While on this occasion the trucks were tested empty, the experiments show the following trucks can register fuel economy between 5 and 10% on the road. "We expect this percentage to be a bit smaller on forestry roads, but this will depend on road conditions," notes Proust. But that's not all, because the lead vehicle can also register a fuel reduction, up to 2%, since a vacuum is created by the platooning technique.
To reduce the aerodynamic drag and create a vacuum, the trucks need to be as close to one another as possible. Tests are under way to find the best distance to optimize fuel economy and performance. But one thing is certain; the trucks are able to travel at distances much closer to one another that if a driver were in command.
"We can take away the driver's perception response time and the reaction delay, because radio communication is done in milliseconds," says Proust. As a result, distance is limited to the mechanical aspects of breaking.
"Human reaction time varies between 1.5 and 2.5 seconds, depending on circulation and visibility," notes Dominique Dion, a manager at Transport Canada, a vital partner in the project, because platooning is illegal on Canadian roads at this point. "The communication system that works between two vehicles is about 0.1 second," he adds. To make sure nothing goes wrong when the leading truck brakes, a small delay is induced on the command, allowing the following trucks to break first.
© Guillaume Roy & FPInnovations
Although the appearance of autonomous drivers on forestry roads isn't imminent, it is important to start testing the technology on real-life conditions, maintains Francis Charrette. "We begin with acceleration and breaking to pave the way towards autonomous trucks," he says. Steering control will be the next step of this evolution, adds Edouard Proust.
"When the technology is mature, it will help solve the chronic truck driver shortage," Proust says. "The lack of competent drivers is becoming such a big issue that a mill had to close for a few weeks because they did not have enough drivers to carry the materials in and out," adds Jonathan Perron, Resolute Forest Product Forest Operation & Wood Procurement Manager.
According to Pierre Cormier, Resolute Forest Products VP, "we need to think about future technologies now, to stay competitive on the markets.

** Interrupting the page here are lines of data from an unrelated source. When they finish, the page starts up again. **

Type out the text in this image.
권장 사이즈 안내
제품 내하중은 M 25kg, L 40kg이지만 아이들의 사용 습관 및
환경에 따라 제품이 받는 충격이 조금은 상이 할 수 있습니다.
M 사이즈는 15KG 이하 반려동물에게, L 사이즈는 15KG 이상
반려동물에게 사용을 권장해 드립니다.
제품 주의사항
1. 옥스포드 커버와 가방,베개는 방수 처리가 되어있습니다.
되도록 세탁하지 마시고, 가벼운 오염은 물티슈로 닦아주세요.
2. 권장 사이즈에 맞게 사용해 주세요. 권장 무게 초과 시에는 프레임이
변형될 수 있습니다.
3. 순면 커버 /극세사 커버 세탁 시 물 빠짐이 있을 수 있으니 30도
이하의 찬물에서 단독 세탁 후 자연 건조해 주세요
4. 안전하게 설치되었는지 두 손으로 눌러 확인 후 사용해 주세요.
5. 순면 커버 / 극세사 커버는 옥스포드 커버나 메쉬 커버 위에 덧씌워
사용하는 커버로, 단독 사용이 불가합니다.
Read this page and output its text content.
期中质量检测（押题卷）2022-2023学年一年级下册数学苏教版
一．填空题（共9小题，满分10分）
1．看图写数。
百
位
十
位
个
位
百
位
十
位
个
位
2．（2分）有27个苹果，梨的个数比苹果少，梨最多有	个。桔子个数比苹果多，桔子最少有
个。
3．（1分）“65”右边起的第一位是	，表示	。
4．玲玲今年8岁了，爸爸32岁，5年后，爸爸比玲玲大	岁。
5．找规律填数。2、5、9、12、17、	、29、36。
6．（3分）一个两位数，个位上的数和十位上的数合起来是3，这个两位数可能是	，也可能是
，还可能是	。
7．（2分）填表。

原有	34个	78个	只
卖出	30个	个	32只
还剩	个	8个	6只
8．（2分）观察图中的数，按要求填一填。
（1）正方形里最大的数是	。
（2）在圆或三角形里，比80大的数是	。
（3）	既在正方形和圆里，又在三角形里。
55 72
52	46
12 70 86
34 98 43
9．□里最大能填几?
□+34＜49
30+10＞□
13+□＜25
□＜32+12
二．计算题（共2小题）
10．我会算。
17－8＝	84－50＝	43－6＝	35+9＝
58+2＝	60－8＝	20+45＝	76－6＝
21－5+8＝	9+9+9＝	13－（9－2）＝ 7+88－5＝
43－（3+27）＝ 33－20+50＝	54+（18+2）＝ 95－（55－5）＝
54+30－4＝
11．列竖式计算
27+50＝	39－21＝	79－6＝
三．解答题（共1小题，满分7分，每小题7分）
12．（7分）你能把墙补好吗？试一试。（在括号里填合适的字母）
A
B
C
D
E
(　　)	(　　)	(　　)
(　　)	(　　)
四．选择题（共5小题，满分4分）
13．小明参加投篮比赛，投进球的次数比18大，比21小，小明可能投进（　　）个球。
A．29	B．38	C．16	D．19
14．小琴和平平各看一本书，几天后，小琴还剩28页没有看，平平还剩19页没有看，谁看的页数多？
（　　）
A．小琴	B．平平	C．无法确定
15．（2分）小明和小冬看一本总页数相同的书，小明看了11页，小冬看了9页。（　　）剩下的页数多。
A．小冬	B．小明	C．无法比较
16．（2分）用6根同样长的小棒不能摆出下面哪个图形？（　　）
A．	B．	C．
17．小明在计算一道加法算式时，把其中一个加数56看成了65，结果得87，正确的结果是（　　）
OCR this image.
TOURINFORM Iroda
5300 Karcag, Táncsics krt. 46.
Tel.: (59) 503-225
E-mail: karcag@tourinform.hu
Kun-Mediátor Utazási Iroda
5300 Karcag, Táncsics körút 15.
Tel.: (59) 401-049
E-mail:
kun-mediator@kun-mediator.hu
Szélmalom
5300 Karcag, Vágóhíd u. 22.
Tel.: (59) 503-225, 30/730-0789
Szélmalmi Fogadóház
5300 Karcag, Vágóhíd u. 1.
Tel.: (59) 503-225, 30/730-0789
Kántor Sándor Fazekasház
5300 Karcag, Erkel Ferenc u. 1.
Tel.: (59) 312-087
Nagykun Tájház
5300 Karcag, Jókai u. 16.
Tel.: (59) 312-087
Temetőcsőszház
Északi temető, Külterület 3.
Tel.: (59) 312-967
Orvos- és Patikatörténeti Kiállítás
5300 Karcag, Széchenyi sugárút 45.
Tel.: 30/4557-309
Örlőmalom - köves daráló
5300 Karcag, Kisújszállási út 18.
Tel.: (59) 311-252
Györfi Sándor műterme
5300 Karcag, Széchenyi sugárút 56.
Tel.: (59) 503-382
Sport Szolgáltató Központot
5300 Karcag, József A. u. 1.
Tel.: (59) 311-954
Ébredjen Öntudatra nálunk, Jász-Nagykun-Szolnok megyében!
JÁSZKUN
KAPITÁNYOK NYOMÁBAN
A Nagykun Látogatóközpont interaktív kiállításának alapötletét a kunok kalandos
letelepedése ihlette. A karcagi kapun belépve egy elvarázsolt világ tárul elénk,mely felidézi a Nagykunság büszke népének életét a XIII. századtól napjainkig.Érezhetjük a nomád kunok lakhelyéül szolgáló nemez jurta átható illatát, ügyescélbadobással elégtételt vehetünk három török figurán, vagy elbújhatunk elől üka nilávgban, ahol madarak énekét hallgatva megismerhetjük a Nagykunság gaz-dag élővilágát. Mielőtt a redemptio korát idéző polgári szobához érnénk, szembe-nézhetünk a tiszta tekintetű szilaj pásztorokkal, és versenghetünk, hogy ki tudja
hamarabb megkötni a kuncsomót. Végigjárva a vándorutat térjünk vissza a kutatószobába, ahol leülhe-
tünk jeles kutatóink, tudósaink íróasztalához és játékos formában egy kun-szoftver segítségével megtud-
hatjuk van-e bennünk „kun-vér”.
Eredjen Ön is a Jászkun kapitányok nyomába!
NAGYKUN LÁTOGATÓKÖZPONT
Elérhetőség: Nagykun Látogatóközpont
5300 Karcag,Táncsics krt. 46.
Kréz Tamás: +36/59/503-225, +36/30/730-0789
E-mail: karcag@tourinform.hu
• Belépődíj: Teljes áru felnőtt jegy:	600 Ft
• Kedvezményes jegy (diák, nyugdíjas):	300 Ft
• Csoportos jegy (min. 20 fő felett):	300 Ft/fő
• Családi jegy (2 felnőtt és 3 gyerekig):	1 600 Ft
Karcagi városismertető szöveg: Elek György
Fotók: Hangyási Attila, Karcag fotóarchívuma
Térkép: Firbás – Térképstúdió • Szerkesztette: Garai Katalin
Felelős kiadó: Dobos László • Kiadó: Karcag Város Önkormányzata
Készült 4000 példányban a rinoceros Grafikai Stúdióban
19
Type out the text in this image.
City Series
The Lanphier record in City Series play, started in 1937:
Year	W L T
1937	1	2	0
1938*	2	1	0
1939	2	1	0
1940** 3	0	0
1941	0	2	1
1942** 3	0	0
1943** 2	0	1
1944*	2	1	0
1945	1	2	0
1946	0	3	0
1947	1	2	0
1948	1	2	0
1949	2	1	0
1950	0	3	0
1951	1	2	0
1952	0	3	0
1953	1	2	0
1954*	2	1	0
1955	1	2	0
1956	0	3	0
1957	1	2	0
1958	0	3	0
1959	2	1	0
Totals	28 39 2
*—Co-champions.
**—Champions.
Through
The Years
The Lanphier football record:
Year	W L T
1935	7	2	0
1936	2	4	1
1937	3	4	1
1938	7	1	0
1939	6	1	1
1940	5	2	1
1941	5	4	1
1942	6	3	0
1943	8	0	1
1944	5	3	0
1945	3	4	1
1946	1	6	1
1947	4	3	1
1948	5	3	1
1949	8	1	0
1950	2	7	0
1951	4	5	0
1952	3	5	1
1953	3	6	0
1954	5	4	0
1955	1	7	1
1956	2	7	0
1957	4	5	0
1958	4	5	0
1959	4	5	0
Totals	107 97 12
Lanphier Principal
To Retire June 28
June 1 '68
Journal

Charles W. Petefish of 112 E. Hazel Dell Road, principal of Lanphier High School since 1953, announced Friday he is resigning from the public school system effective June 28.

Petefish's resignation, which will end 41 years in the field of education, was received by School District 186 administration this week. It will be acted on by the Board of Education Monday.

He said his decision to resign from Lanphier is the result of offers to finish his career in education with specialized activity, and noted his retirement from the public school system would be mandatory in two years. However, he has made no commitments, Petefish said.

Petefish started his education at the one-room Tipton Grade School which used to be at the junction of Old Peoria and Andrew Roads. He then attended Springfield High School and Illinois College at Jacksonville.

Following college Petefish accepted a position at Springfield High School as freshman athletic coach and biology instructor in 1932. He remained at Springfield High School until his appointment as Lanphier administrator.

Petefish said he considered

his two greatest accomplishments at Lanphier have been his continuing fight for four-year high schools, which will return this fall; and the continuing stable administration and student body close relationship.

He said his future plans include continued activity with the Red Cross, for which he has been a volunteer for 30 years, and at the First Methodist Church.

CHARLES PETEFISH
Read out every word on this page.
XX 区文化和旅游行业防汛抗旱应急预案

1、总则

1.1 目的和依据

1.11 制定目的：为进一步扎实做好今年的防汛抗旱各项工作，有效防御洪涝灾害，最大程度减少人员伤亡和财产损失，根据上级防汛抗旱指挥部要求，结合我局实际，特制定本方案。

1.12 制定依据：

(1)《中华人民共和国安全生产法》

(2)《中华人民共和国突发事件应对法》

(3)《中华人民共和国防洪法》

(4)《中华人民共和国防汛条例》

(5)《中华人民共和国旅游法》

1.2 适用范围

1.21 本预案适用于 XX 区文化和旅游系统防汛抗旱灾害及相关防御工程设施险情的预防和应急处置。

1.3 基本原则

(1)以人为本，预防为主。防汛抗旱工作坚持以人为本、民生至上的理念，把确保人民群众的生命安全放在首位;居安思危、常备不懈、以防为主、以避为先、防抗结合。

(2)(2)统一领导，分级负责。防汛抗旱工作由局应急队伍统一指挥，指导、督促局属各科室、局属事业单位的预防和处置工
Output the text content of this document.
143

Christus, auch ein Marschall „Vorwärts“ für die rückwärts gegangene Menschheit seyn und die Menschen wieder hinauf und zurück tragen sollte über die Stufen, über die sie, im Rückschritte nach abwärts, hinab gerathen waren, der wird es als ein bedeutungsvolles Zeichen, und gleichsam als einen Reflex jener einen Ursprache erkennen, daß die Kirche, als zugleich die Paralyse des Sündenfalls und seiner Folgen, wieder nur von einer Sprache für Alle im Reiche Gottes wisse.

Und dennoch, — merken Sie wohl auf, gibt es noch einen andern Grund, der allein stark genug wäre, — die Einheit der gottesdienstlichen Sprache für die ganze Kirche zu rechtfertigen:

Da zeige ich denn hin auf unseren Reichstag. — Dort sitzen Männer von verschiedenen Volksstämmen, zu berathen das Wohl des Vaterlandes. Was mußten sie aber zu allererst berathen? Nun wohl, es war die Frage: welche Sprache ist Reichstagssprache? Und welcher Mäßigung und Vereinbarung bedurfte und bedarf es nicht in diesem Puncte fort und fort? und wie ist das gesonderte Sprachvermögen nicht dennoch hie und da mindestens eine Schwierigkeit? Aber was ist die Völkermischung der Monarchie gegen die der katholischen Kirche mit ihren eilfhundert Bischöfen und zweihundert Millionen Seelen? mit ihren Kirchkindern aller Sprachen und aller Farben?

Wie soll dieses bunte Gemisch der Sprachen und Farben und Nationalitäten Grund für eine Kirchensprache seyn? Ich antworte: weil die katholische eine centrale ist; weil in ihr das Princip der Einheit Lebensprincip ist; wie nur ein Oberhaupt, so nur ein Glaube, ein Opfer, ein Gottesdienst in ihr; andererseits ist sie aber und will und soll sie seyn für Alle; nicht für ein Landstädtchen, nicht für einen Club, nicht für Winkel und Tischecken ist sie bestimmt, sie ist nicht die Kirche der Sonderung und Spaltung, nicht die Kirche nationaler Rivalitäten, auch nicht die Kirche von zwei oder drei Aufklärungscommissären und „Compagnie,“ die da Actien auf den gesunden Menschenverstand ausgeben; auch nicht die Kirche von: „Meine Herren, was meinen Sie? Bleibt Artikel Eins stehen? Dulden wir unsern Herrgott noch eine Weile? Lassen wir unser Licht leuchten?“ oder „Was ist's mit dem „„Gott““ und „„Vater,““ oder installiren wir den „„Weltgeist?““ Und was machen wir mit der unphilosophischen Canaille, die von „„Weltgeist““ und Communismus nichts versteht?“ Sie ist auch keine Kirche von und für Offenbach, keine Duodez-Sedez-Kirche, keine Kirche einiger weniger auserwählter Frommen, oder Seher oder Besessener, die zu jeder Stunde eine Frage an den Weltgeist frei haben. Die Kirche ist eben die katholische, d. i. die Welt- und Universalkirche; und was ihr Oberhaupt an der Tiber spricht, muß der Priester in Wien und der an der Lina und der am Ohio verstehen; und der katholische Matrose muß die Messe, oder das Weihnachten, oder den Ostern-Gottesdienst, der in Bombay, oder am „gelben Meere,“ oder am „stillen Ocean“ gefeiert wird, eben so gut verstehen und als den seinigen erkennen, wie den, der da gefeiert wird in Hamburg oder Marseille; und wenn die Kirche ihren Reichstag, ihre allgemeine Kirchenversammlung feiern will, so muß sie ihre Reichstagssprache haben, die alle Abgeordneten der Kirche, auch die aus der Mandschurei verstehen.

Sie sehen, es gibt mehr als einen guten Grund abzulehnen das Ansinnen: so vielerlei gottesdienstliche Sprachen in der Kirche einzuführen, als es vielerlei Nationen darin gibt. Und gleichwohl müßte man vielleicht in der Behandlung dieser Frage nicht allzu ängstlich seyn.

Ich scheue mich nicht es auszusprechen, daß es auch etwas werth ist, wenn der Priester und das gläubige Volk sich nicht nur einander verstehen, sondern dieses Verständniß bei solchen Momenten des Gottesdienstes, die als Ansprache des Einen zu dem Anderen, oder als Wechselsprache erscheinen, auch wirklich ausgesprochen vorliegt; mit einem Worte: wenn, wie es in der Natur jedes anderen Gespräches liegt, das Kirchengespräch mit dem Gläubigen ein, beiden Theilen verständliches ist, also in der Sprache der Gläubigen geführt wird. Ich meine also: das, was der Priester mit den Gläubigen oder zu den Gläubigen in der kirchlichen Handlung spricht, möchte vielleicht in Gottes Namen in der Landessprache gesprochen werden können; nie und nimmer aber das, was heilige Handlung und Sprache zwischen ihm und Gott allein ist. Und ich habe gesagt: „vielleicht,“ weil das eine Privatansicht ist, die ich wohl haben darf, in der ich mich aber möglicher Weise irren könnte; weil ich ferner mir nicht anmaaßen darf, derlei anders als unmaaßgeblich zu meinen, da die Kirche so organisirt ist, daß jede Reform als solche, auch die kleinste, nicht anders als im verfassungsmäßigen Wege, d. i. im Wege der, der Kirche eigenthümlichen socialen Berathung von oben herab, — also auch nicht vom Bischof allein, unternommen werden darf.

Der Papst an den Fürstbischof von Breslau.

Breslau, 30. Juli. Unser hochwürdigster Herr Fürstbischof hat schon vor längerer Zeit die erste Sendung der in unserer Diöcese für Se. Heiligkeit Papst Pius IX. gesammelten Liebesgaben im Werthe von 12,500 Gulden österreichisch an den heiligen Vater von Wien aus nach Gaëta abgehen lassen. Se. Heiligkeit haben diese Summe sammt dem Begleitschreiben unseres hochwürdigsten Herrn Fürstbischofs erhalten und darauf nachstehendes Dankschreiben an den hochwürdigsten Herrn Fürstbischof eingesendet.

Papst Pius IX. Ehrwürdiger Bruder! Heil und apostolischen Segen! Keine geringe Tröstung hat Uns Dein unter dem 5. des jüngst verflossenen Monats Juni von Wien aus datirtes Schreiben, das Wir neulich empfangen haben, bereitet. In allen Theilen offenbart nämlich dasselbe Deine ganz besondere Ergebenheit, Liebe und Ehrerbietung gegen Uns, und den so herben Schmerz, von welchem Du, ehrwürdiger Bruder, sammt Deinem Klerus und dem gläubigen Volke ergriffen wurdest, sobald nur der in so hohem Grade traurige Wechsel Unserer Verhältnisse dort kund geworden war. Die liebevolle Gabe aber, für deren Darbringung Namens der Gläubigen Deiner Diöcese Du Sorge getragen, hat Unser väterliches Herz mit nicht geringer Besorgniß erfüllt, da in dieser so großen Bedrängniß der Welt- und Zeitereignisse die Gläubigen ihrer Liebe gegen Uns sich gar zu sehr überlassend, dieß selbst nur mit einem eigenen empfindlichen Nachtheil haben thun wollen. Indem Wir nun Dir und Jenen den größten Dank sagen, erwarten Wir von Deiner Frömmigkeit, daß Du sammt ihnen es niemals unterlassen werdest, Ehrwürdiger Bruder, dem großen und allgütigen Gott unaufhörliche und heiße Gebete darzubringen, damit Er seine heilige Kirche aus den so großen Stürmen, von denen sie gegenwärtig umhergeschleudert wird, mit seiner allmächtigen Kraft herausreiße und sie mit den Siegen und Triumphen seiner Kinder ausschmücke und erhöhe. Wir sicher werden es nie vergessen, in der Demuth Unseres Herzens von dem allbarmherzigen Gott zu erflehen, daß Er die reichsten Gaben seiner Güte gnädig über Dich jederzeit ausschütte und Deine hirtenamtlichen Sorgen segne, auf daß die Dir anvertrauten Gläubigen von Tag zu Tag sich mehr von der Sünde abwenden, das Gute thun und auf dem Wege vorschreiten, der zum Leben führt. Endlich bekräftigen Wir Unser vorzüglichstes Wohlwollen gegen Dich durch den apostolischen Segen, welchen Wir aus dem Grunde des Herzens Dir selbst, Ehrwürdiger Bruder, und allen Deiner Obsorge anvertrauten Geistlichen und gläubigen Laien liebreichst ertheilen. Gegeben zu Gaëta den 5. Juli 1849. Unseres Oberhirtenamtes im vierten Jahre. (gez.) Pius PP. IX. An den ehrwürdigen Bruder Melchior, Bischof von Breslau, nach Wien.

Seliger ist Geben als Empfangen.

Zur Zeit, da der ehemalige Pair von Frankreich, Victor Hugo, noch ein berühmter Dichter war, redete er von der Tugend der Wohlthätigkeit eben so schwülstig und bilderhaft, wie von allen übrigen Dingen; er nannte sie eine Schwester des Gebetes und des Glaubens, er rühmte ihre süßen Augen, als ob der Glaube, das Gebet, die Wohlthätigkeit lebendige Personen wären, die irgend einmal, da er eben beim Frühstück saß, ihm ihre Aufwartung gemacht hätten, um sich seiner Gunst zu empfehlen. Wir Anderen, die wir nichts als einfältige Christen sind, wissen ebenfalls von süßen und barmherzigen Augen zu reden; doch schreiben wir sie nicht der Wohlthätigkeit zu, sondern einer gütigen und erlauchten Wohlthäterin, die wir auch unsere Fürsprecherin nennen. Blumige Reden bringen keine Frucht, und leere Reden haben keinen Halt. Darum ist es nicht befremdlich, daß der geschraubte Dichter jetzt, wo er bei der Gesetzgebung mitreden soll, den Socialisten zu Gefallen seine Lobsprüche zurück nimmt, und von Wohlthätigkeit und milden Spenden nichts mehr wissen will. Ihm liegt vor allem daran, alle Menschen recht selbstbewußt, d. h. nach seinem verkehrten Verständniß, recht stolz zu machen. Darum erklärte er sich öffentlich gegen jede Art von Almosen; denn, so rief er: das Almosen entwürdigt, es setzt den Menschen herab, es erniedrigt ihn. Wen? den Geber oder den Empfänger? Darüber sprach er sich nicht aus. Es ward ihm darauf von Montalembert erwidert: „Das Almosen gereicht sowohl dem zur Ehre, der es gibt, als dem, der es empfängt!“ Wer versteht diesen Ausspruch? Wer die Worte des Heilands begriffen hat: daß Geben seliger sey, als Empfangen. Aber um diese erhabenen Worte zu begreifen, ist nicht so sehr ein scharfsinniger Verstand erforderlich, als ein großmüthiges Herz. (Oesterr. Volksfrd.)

Technologies also make us more attractive to the younger generations, he says, and it allows us to reduce our environmental impact, by reducing fuel consumption."
Many questions remain about how—and when—this technology will be displayed in the forest. For example, how will the road be shared between other forest users and a four-truck convoy? How can logistics work to welcome such a convoy at the mill?
At least, the first step in the right direction was made, notes Francis Charette. And we might be surprised how fast autonomous vehicle hit the roads ... even in the bush.